After two years spent living in the town, where he has had family all his life, Maddock achieves a familiar interaction with his subjects, visible through his portraits in night clubs and pubs, and in the witnessing of the various goings on down at the seafront or in the local rec. In the misty early morning a nun stops to call her dog, whilst later a police forecourt is bathed in light and transported to a sunny LA; Maddock’s insight into the city is at once affectionate and optimistic in outlook, but stamped with his own aesthetic and curiosity.
In the book Owen Hatherley writes with a similar affection ‘in praise of Blitzed cities,’ citing that the negative and concrete environs that come into most people’s minds when they think of Plymouth are in fact overlooking its ‘shabby, ad hoc vitality that most heritage cities would die for.’ As a town, Plymouth’s past has been one of ongoing economic and cultural isolation since the shrinking of the Navy. Now it reflects more a broader England in decline, whilst all the post-modern ironic contradictions of the evolving new economies are present; ‘Francis Drake’ is a shopping mall, and what was the ‘Royal Sovereign’ pub is now a ‘Firkin Doghouse’.

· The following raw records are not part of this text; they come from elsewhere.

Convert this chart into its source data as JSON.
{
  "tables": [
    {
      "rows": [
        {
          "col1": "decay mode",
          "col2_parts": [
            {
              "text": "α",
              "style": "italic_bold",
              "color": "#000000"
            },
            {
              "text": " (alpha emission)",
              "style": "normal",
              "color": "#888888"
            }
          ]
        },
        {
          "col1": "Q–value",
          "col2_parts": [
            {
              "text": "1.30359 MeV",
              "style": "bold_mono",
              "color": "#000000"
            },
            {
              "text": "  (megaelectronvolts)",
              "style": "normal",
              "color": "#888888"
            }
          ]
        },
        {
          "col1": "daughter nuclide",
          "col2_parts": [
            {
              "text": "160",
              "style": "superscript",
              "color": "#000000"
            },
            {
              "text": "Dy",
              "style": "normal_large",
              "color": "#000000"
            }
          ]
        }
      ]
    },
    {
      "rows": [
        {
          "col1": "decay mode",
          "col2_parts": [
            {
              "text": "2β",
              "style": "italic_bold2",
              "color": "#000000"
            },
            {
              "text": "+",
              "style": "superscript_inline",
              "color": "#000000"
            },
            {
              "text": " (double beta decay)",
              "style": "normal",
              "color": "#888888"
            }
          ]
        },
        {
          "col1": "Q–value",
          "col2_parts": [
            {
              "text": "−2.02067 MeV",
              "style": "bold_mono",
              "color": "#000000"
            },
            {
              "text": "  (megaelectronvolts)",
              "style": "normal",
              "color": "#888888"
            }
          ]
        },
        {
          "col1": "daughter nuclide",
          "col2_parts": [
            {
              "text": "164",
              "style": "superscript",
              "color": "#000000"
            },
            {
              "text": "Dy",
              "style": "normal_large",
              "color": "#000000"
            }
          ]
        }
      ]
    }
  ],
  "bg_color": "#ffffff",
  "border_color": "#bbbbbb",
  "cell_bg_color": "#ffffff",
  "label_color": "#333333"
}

His childhood memories of the place are also challenged by more adult quotidian realities of Maddock’s time there, and his own preconceptions; the journey’s question shifting from, ‘What am I doing here?’ to the more telling, ‘What am I, here?’ The ‘God Forgotten Face’ of the title, originally derived from the 1945 Philip Larkin poem ‘Plymouth’, and the words ‘Last kingdom of a gold forgotten face...’, perhaps coming to represent his own personal account as a photographer finding himself changed in the face of the subject he had returned to find. As Martin Parr has said of this work, “Maddock’s views and snatches of life are both surreal and individual. He has the enviable ability to turn nothing much into something quite profound.”

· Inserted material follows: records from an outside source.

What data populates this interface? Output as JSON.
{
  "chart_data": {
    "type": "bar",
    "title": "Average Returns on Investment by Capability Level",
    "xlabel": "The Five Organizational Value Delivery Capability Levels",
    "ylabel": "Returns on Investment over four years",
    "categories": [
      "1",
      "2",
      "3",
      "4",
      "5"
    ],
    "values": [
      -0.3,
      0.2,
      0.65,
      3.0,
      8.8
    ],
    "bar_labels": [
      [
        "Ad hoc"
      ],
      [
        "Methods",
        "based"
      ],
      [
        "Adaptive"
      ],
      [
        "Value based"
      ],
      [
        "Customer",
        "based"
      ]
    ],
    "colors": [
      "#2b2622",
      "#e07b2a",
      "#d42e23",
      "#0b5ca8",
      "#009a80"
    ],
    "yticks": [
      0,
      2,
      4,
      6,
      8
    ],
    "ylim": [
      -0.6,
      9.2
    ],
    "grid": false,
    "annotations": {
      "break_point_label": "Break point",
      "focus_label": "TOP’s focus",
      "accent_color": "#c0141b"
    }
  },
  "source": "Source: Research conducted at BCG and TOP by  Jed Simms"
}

Robin Maddock is a British photographer who currently lives between the UK and California. After an MA in photography in London he worked for a variety of magazines and newspapers. In 2008 he curated ‘London Stories’ with seven leading London-based documentary photographers. His first book ‘Our Kids Are Going to Hell’ was published by Trolley in 2009 and was shortlisted as one of the best photobooks by PhotoEspana. In 2010 Robin was nominated for the Deutsche Börse Award. His second book ‘God Forgotten Face’ was published by Trolley Books at the end of 2011 and was selected by Martin Parr and Gerry Badger for Photoeye’s best books of that year. Parr also recently selected Maddock as one of the ‘rising stars’ of photography for the Smithsonian Institute.